Google was able to achieve its miraculous results because of its ownership of GMaps, Street View and the resources to deploy a fleet to map everything in advance. No one else has these resources. No one else can acquire them cheaply. And even Alphabet, a trillion-ish dollar corporation can't replicate this package for the entire world. Maybe someone will figure out a way to create precise sub-eighth-of-an-inch level 3D models of environments using drones and satellite images, but until that time this technology is too expensive to deploy.
It is hard to emphasize how important a distinction this is. The "only" thing a Google/Waymo robot does in real-time is that it checks the difference between the recorded dataset and whatever the real-time LIDAR + camera feed is saying. Or in other words, for every point of the route, Google has generated an expected set of values, and any deviations from these are used by the car to make real-time decisions. https://spectrum.ieee.org/automaton/robotics/artificial-inte...
However, even this partial solution is tempting. Because it works. But, sadly, that's not the whole story. What gets lost in the re-telling of this story is that this technique means that the cars can't work in unstructured environments. They are unsafe for most roads, especially uncontrollable, unpredictable and narrow residential roads. It's why these cars exist inside strict geo-fences even when they're ferrying passangers around, like in Phoenix. Where the car seems to mostly serve the downtown area with very little residential coverage (caveats apply, I couldn't find a map).
But, even getting this far is a huge technical achievement, even if it's not the fundamental breakthrough we've been looking for.
We should be prudent, but optimistic. There are a lot of smart people out there who are working on this problem right now. They are figuring out really clever ways to deal with these edge cases and they will solve this problem. Even if it's not on the hype cycle's schedule.

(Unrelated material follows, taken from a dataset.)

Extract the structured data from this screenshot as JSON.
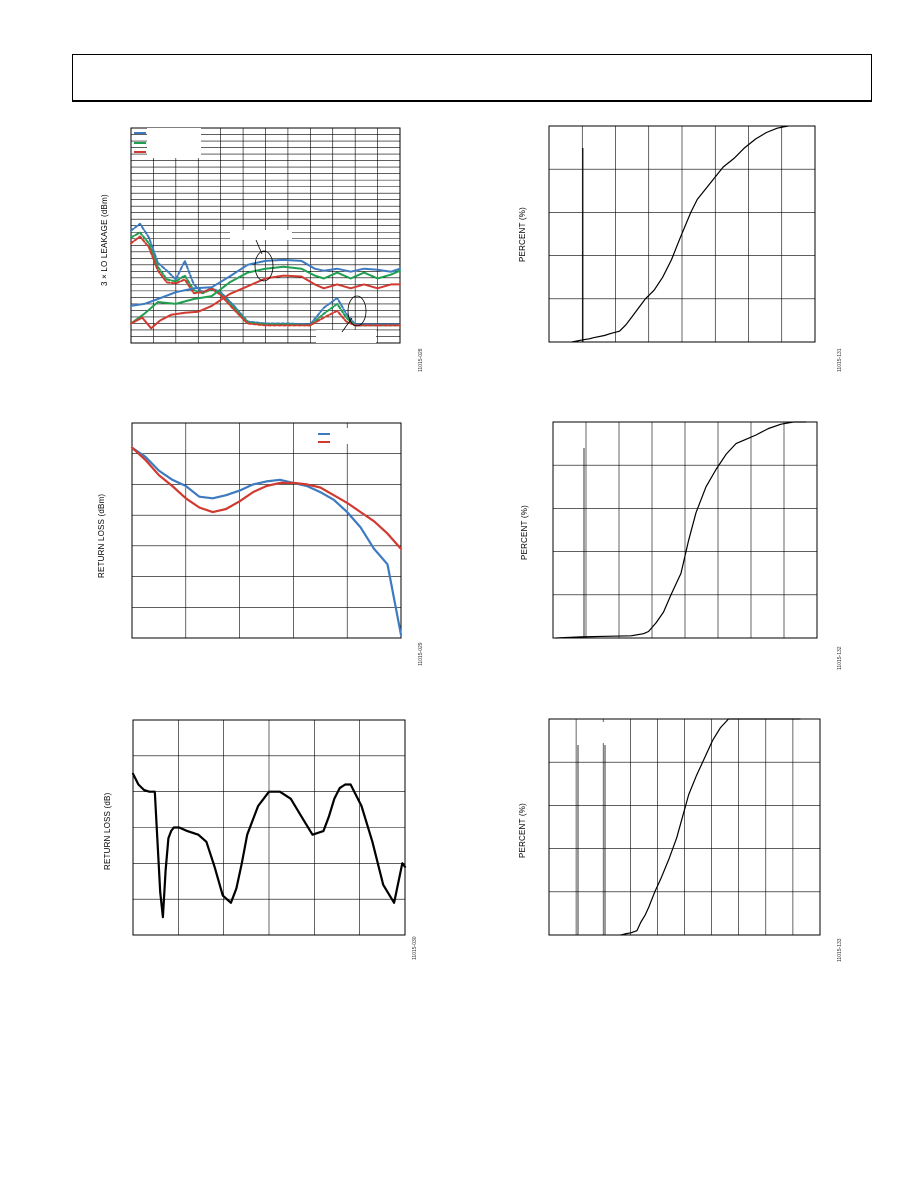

With that in mind, I'd like to suggest a better model for thinking about Driverless Vehicles is another Google service, Translate. It's quite good, but when was the last time someone translated an entire book with it (and it came out to be readable/sensible)? The system's performance - due to its statistical roots - seems to be fundamentally asymptotic w.r.t. the data presented to it. It can't be improved beyond a certain point even if you throw more data at it. I suspect that the current generation of driverless vehicles will be the same. http://people.csail.mit.edu/brooks/papers/elephants.pdf http://arxiv.org/pdf/1604.00289.pdf
Before the needed breakthrough happens, it is likely that the cutting edge won't advance beyond Level 3 in the next decade;
> I would guess Tesla’s position on this would be that most of the time, yes, you can rely on it, but because Tesla has no idea when you won’t be able to rely on it, you can’t really rely on it.
https://spectrum.ieee.org/cars-that-think/transportation/sel...
And that's okay. We might not have driverless cars by 2020, but we probably will by the mid 2030's and that sounds pretty darn fantastic to me.